Re: [RFC v2 1/5] virtio: Initialize sequence variables

qemu-devel.nongnu.org archive mirror
 help / color / mirror / Atom feed

From: Jonah Palmer <jonah.palmer@oracle.com>
To: Eugenio Perez Martin <eperezma@redhat.com>
Cc: qemu-devel@nongnu.org, mst@redhat.com, raphael@enfabrica.net,
	kwolf@redhat.com, hreitz@redhat.com, jasowang@redhat.com,
	pbonzini@redhat.com, fam@euphon.net, stefanha@redhat.com,
	qemu-block@nongnu.org, schalla@marvell.com, leiyang@redhat.com,
	virtio-fs@lists.linux.dev, si-wei.liu@oracle.com,
	boris.ostrovsky@oracle.com
Subject: Re: [RFC v2 1/5] virtio: Initialize sequence variables
Date: Fri, 5 Apr 2024 09:58:46 -0400	[thread overview]

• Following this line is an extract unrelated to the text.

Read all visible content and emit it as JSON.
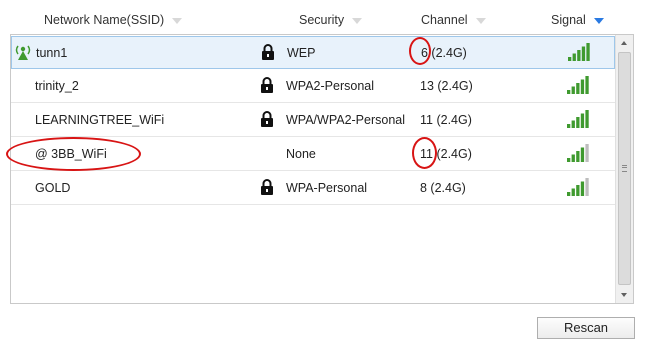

Message-ID: <c1e78d58-53bb-4091-b775-3d4a004a8bfd@oracle.com> (raw)
In-Reply-To: <CAJaqyWf1=v7V-SzmbRCQo-DzuOKCQK2u5E9XVFV877Z5choVig@mail.gmail.com>



On 4/4/24 12:33 PM, Eugenio Perez Martin wrote:
> On Thu, Apr 4, 2024 at 4:42 PM Jonah Palmer <jonah.palmer@oracle.com> wrote:
>>
>>
>>
>> On 4/4/24 7:35 AM, Eugenio Perez Martin wrote:
>>> On Wed, Apr 3, 2024 at 6:51 PM Jonah Palmer <jonah.palmer@oracle.com> wrote:
>>>>
>>>>
>>>>
>>>> On 4/3/24 6:18 AM, Eugenio Perez Martin wrote:
>>>>> On Thu, Mar 28, 2024 at 5:22 PM Jonah Palmer <jonah.palmer@oracle.com> wrote:
>>>>>>
>>>>>> Initialize sequence variables for VirtQueue and VirtQueueElement
>>>>>> structures. A VirtQueue's sequence variables are initialized when a
>>>>>> VirtQueue is being created or reset. A VirtQueueElement's sequence
>>>>>> variable is initialized when a VirtQueueElement is being initialized.

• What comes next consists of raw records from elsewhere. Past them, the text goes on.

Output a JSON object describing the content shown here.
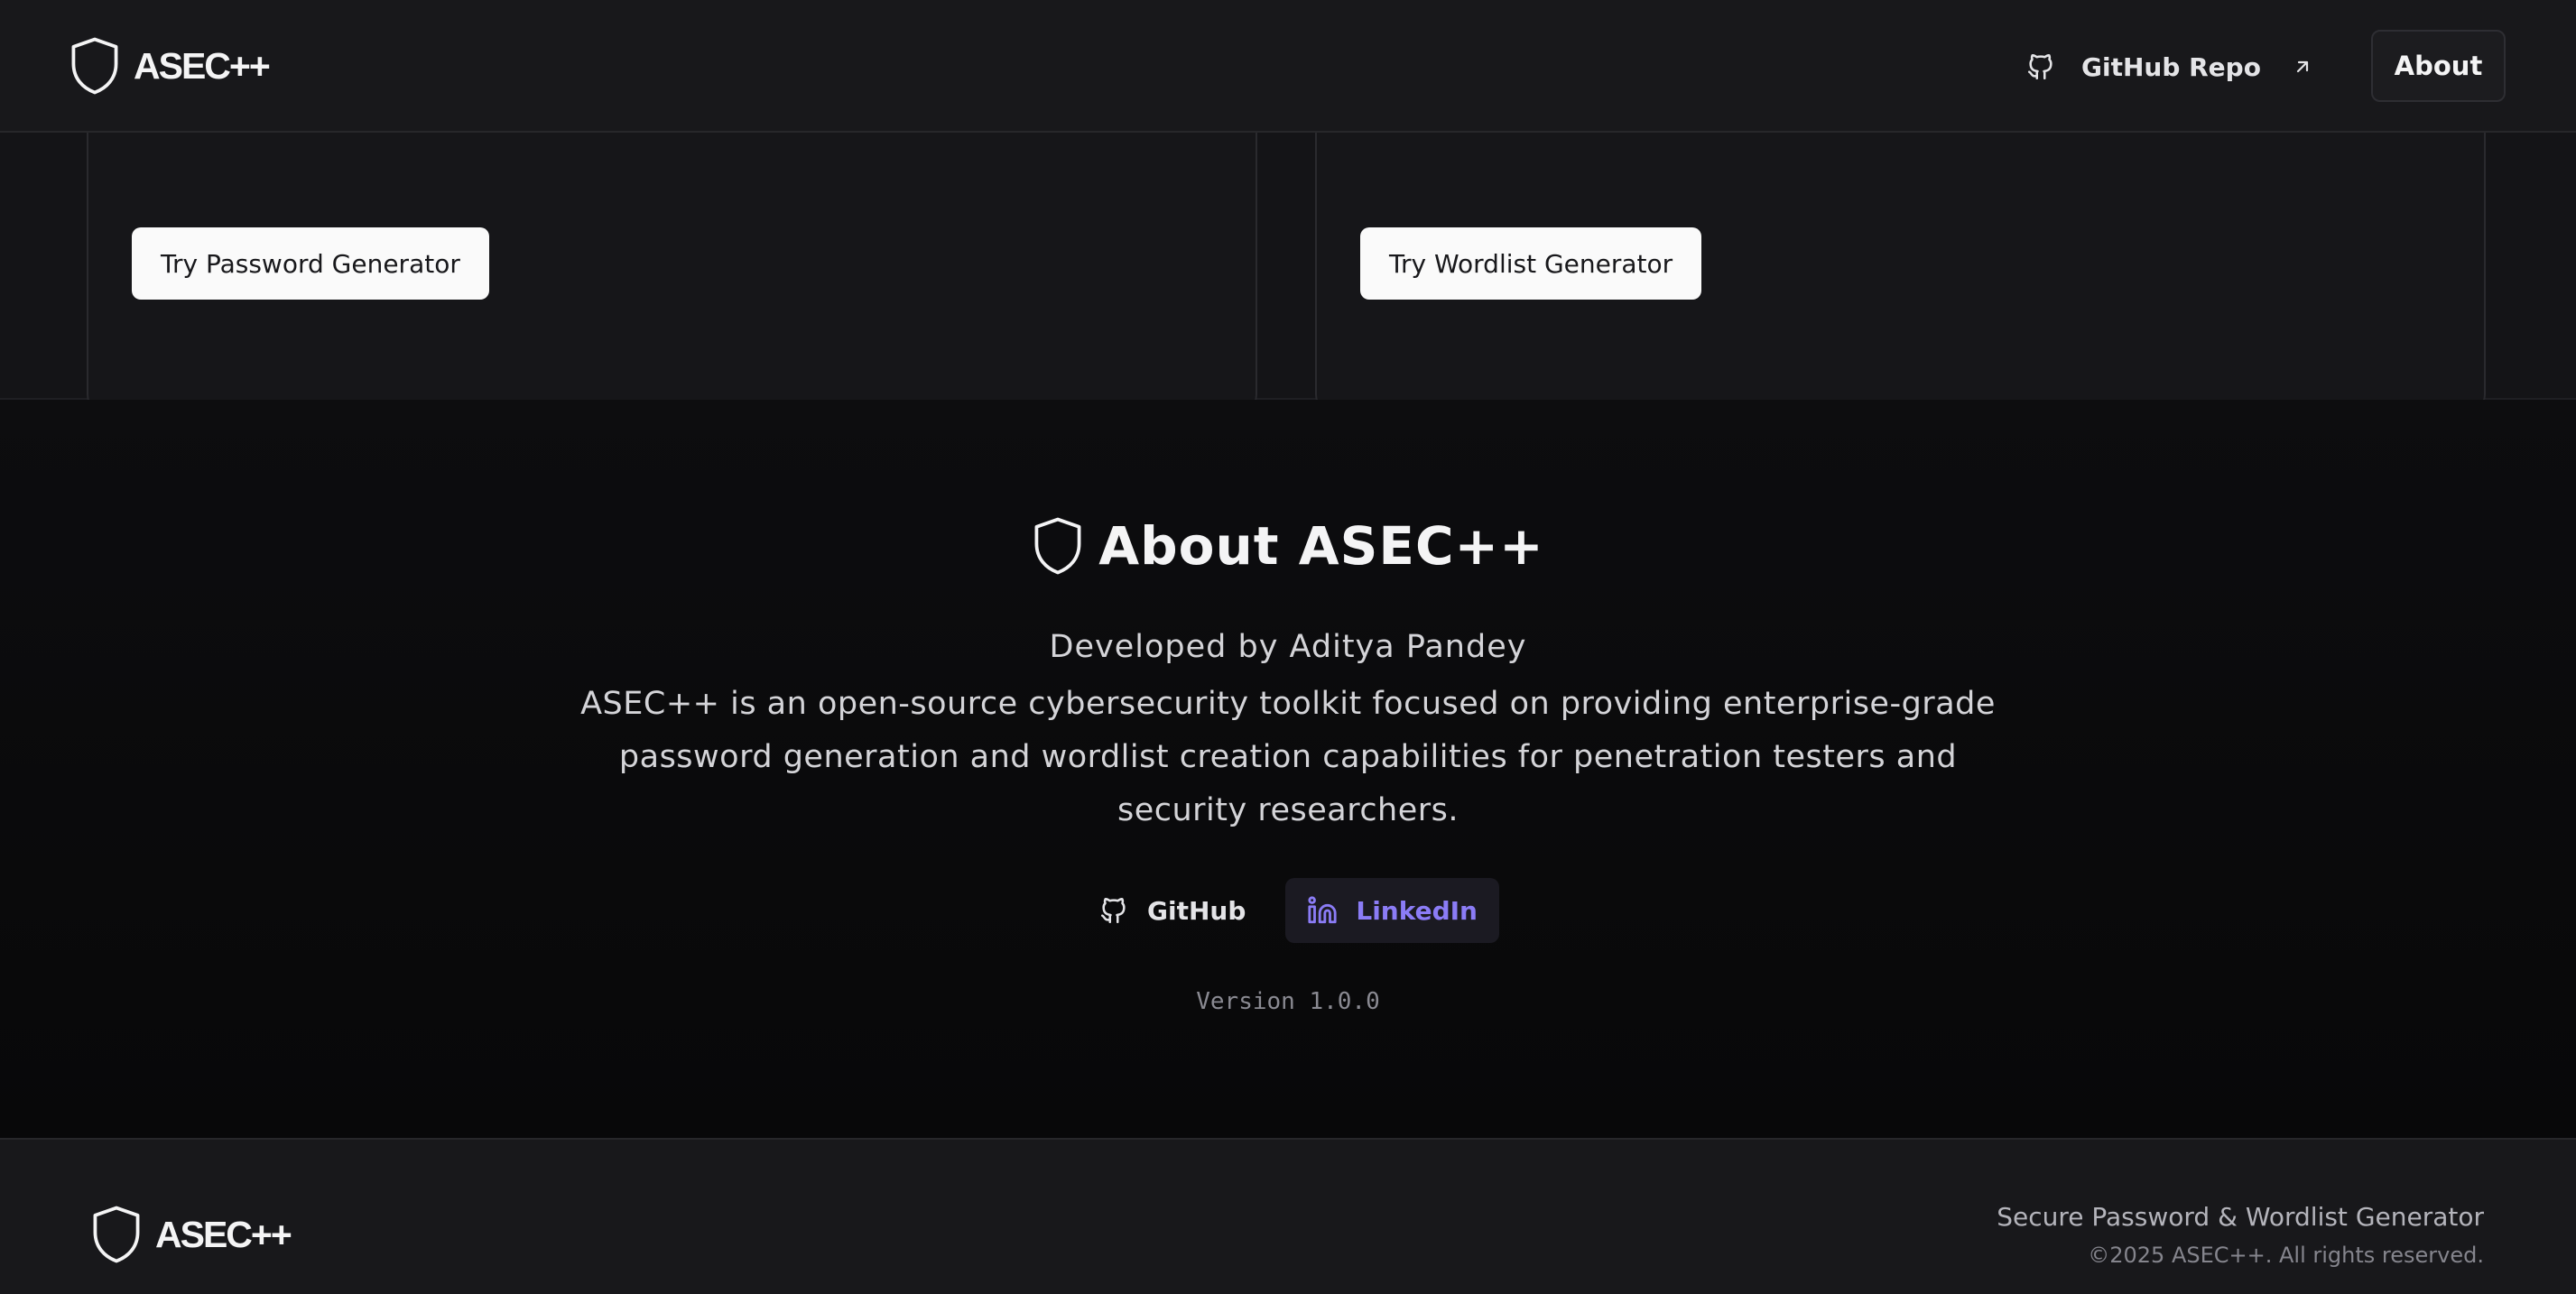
{
  "header": {
    "brand": "ASEC++",
    "github_link": "GitHub Repo",
    "about_button": "About"
  },
  "cards": {
    "password_button": "Try Password Generator",
    "wordlist_button": "Try Wordlist Generator"
  },
  "about": {
    "title": "About ASEC++",
    "developer": "Developed by Aditya Pandey",
    "description": "ASEC++ is an open-source cybersecurity toolkit focused on providing enterprise-grade password generation and wordlist creation capabilities for penetration testers and security researchers.",
    "github": "GitHub",
    "linkedin": "LinkedIn",
    "version": "Version 1.0.0"
  },
  "footer": {
    "brand": "ASEC++",
    "tagline": "Secure Password & Wordlist Generator",
    "copyright": "©2025 ASEC++. All rights reserved."
  },
  "colors": {
    "background": "#0c0c0e",
    "header": "#18181b",
    "accent_linkedin": "#8b7cf6"
  },
  "icons": [
    "shield-icon",
    "github-icon",
    "arrow-up-right-icon",
    "linkedin-icon"
  ]
}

>>>>>> These variables will be used to support the VIRTIO_F_IN_ORDER feature.
>>>>>>
>>>>>> A VirtQueue's used_seq_idx represents the next expected index in a
>>>>>> sequence of VirtQueueElements to be processed (put on the used ring).
>>>>>> The next VirtQueueElement added to the used ring must match this
>>>>>> sequence number before additional elements can be safely added to the
>>>>>> used ring. It's also particularly useful for helping find the number of
>>>>>> new elements added to the used ring.
>>>>>>
>>>>>> A VirtQueue's current_seq_idx represents the current sequence index.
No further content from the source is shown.